Sunday, August 01, 2010



California’s birth pains: Ronald, Jerry, Arnold and Jerry

After watching Arnold Schwarzenegger being interviewed over the weekend on the Tom Sullivan Show I’ve given up the long-held delusion that Arnold would ride the white horse to the White House. He could well do that, even in President Obama’s administration. But he will bring to that only a charismatic novelty. And the White House already has one: Obama.

As Arnold ends his term in November, a strange symmetry is occurring in California. When he first ran for Governor, Arnold even got support from the most deeply conservative of the religious right in the heartland because he was a Hollywood hottie and suggested Ronald Reagan, the California governor who was also a Hollywood star. Reagan was followed by Jerry Brown as Governor. What is odd this time around is that Arnold could well be followed by the same Jerry Brown who is running again.

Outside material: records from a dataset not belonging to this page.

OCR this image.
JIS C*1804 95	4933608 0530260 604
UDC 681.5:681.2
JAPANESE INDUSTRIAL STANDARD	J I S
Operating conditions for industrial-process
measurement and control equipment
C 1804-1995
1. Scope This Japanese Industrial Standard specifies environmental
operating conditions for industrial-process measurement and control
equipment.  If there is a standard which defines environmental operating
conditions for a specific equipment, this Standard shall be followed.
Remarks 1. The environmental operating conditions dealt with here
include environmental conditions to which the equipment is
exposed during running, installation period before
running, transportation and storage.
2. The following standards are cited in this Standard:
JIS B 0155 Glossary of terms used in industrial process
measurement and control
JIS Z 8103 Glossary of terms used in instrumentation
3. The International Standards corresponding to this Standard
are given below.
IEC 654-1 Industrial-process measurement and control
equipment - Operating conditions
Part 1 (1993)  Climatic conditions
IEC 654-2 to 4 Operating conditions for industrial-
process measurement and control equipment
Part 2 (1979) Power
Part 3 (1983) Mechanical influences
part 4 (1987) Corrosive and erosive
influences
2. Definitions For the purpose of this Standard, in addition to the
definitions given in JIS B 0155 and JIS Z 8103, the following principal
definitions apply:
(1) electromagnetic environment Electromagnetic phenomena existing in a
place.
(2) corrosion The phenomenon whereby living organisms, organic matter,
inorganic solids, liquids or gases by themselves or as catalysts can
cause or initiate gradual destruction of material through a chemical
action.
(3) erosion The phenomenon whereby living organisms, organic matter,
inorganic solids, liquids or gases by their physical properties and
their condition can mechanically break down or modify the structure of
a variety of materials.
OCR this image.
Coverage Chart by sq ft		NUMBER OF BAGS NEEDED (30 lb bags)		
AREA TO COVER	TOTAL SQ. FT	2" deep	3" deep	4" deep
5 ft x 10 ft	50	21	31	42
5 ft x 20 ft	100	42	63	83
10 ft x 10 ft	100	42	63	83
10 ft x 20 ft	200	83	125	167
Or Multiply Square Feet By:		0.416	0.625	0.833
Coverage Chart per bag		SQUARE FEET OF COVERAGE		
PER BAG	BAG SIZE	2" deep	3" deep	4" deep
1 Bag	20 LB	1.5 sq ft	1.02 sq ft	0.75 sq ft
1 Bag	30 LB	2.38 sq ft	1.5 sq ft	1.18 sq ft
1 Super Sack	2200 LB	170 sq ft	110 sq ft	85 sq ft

Arnold is a great pitch man and poster boy for California, but is not now and never was Ronald Reagan. Reagan’s California, like John Wayne’s, was more Texas than California as we know California to be today. That is, Reagan’s was the sagebrush “Hey, Sisco” - “Hey,Pancho” California which spread west and north from the Hollywood desert before Janis Joplin, before the Summer of Love, before the vast and world-wide cultural awakening in the mid-Sixties to which even Woodstock was a lawyer’s impoverished imitation.

Reagan was Governor of California during this awakening, from 1967 to 1975. He was the traditionalist’s hedge against it. He soon brought the hedge to Washington, D.C. But in that time California as we know it today was born, possibly at the Fillmore with the cries and animal chords of “. . . four gentlemen and one great, great, broad,” as Janis and her band was introduced to the big world in the summer of 1967.

This was the California that Reagan rose in opposition to, but this is a door that would not be closed. It is the California that Jerry Brown inherited when he went to the California governorship in 1975. This was always Jerry Brown’s California and it is today.

Janis’s cry from the heart was a birth pain, but it is a birth that has not completely gone full term yet. It is a strange fate indeed that Brown follows Arnold – Arnold, the Reagan knock off – as he followed Reagan himself. California may be down now, but it is not out. Possibly it is about to finally be born.

In the masterful “Mad Men,” set in 1963, California is described as “new and shining” while New York is a “city in decline.” Those who worked on Mad Ave. as I did decades ago know how the story ends: The talent moves to California. This is the new America in the center of the new world rising between east and west, superseding the old paradigm of North vs. South. It is revealed in living arrangements. A former soap opera actress (Jon Hamm’s landlady) has a house in LA but keeps an apartment in New York. While celebrity President Bill Clinton owns a house in West Chester County in New York, but keeps an apartment in LA.

One is light, one is shadow, but the light has shifted: CA is now in the light, NY has fallen into shadow. America’s edge today facing the world rising is California and it is not Schwarzenegger’s California or Reagan’s California, but Jerry Brown’s.